As a mother I can't imagine leaving a child in another country for 17 years because I couldn't afford to bring him to my country. Nor could I imagine putting my child through the foster care system for the next 17 years so that he could sponsor me.
I don't know. It's really hard. I think I would go into hiding - live in a church or something. I just can't imagine.
Actually, if I really and truly were in the situation I think I would go with the sympathy marriage and stay with my child. I'm not saying that's the right choice for her - but I think that is what I would do.
But, since your question was what does this say about Canada - well ... I think there should be some sympathy in the system, but I also think that if we make the laws too leniant than people will come here and get purposely pregnant in order to stay. And, then we will have ill-prepared parents who end up needing help with their children thus costing more money.
I think it's a pretty bad precedent to set - if you have a baby you can stay here.
And, I'm not sure that you could really NOT set that precedent if you allowed it.
Yes, I feel sorry for her. But I don't think that means they should bend the rules.

NotSoSage

I don't know much about this story, but I find it hard to judge any person in that situation for the choices they make, regardless of whether I think I would make the same ones.

The sad thing is that this mother would be leaving in the hopes that she would leave her child in a better life than the one she will live for the next 17 years, in the hopes that they will one day be reunited, when there's is no telling whether or not they ever will. There is no guarantee. Will a child who has become a ward of the Crown, who has been shuffled from foster home to group home to foster home again, want to sponsor a mother she hasn't seen in 17 years? Sponsoring takes a lot of work and I doubt that most 18 year-olds would even be in a financial position to do this. This is clearly the reasoning of a person who feels like she has no choice.

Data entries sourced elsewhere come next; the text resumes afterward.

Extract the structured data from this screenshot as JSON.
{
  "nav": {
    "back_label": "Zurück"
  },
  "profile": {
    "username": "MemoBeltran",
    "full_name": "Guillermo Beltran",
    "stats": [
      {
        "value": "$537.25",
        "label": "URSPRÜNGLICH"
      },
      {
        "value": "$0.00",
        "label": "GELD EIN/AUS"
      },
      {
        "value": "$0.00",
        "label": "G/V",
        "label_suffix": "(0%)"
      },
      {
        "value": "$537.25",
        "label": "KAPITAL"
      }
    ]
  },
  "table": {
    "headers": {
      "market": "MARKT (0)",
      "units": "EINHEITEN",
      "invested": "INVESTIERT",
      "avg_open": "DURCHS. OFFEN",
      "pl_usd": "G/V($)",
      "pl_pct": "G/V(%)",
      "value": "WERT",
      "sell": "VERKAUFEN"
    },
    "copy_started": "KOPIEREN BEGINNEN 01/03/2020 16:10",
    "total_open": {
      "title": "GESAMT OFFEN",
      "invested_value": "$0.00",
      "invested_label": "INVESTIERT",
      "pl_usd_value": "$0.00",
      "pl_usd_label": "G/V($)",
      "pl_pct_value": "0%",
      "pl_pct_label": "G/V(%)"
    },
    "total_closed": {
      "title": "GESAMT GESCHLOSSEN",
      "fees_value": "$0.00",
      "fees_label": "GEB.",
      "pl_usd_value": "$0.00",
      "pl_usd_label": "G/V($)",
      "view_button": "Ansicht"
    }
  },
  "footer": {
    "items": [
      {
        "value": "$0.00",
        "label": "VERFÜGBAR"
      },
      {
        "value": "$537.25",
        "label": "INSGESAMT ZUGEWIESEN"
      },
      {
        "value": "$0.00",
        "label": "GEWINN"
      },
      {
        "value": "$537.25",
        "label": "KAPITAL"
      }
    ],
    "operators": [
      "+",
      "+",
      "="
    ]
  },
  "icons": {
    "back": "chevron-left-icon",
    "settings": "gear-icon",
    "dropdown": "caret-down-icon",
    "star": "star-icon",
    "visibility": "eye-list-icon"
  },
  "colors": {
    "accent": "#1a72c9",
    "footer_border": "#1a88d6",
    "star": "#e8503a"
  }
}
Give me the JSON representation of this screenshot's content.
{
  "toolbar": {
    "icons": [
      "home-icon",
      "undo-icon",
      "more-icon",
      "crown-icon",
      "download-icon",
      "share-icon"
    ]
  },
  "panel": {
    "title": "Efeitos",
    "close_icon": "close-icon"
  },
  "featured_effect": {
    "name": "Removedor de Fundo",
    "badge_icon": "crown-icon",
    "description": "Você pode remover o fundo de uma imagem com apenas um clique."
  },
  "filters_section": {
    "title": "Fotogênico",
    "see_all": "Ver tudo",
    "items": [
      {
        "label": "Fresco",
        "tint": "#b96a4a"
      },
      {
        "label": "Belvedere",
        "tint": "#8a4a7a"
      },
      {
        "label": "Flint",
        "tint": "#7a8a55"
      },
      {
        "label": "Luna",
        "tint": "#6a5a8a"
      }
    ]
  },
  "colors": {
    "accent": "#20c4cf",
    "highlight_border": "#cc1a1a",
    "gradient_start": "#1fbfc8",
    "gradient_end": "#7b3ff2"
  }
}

I must disagree with Laural and say that I can't imagine being comfortable with a system that would separate a mother from a child who has a claim on Canadian citizenship...that, to me, is not in line with my vision of what this country should be. And I think that arguing that taking the "sympathy" marriage is the best way out is short-sighted in that a marriage to an unknown person places both the mother and the child at potential for much more harm.